Issue
Will the Commissioner exercise his discretion under subsection 388-55(1) of the Taxation Administration Act 1953 (TAA) to defer the time by which a corporate tax entity must issue a distribution statement?
Decision
No. The Commissioner will not exercise his discretion under subsection 388-55(1) of the TAA to defer the time by which a corporate tax entity must issue a distribution statement.
Facts
The corporate tax entity is a public trading trust and an Australian resident for income tax purposes. Its first distribution was paid to its unit-holders on 19 March 2004. No distribution statement was issued to unit holders on or before 19 March 2004 because the trustee mistakenly thought the public trading trust was treated as a private company for income tax purposes.
Reasons for Decision
Under subsection 202-75(1) of the Income Tax Assessment Act 1997 (ITAA 1997), an entity that makes a frankable distribution must give the recipient a distribution statement. A public company is required to do this on or before the day on which the distribution is made. The public trading trust, which is considered to be a public company for the purposes of the simplified imputation system, has to date not complied with this obligation.

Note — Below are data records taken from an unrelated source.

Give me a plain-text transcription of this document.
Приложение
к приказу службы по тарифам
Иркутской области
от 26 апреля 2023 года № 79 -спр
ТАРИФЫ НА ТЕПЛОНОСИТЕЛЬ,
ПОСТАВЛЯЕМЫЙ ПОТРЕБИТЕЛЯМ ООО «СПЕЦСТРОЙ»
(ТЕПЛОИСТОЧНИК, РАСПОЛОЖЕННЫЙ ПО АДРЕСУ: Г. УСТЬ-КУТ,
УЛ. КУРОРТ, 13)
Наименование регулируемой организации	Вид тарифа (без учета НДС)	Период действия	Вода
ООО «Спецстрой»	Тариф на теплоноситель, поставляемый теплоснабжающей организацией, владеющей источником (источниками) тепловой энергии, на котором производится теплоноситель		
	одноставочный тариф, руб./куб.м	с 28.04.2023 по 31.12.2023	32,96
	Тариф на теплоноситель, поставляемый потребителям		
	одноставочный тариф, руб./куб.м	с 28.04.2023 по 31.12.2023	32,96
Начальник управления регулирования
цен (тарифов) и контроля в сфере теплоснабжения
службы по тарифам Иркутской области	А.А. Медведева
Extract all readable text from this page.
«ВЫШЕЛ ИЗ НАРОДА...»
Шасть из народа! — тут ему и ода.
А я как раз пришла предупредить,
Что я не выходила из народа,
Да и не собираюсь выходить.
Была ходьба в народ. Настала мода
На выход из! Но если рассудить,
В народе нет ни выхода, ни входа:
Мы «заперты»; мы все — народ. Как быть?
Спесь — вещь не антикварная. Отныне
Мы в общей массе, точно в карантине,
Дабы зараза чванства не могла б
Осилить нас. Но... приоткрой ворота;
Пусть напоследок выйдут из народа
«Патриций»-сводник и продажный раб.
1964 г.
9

Under subsection 388-55(1) of the TAA, the Commissioner 'may defer the time within which an approved form is required to be given to the Commissioner or to another entity'. Under subsection 202-80(2) of the ITAA 1997 the distribution statement is required to be in an approved form, as defined in section 388-50 of the TAA.
Subsection 388-55(1) of the TAA refers to an approved form that 'is required to be given' rather than one that was required to have been given. Although the distribution statement has not yet been given, a mistake as to the status of the corporate tax entity is not a sufficient reason and the Commissioner does not consider it appropriate in this instance to exercise his discretion under subsection 388-55(1) of the TAA to retrospectively defer the time within which the distribution statement is required to be given.
However, should the entity at a later time provide the relevant distribution statements in the approved form, it will be taken to have complied with its obligations under section 202-75 of the ITAA 1997, albeit at a later time than required.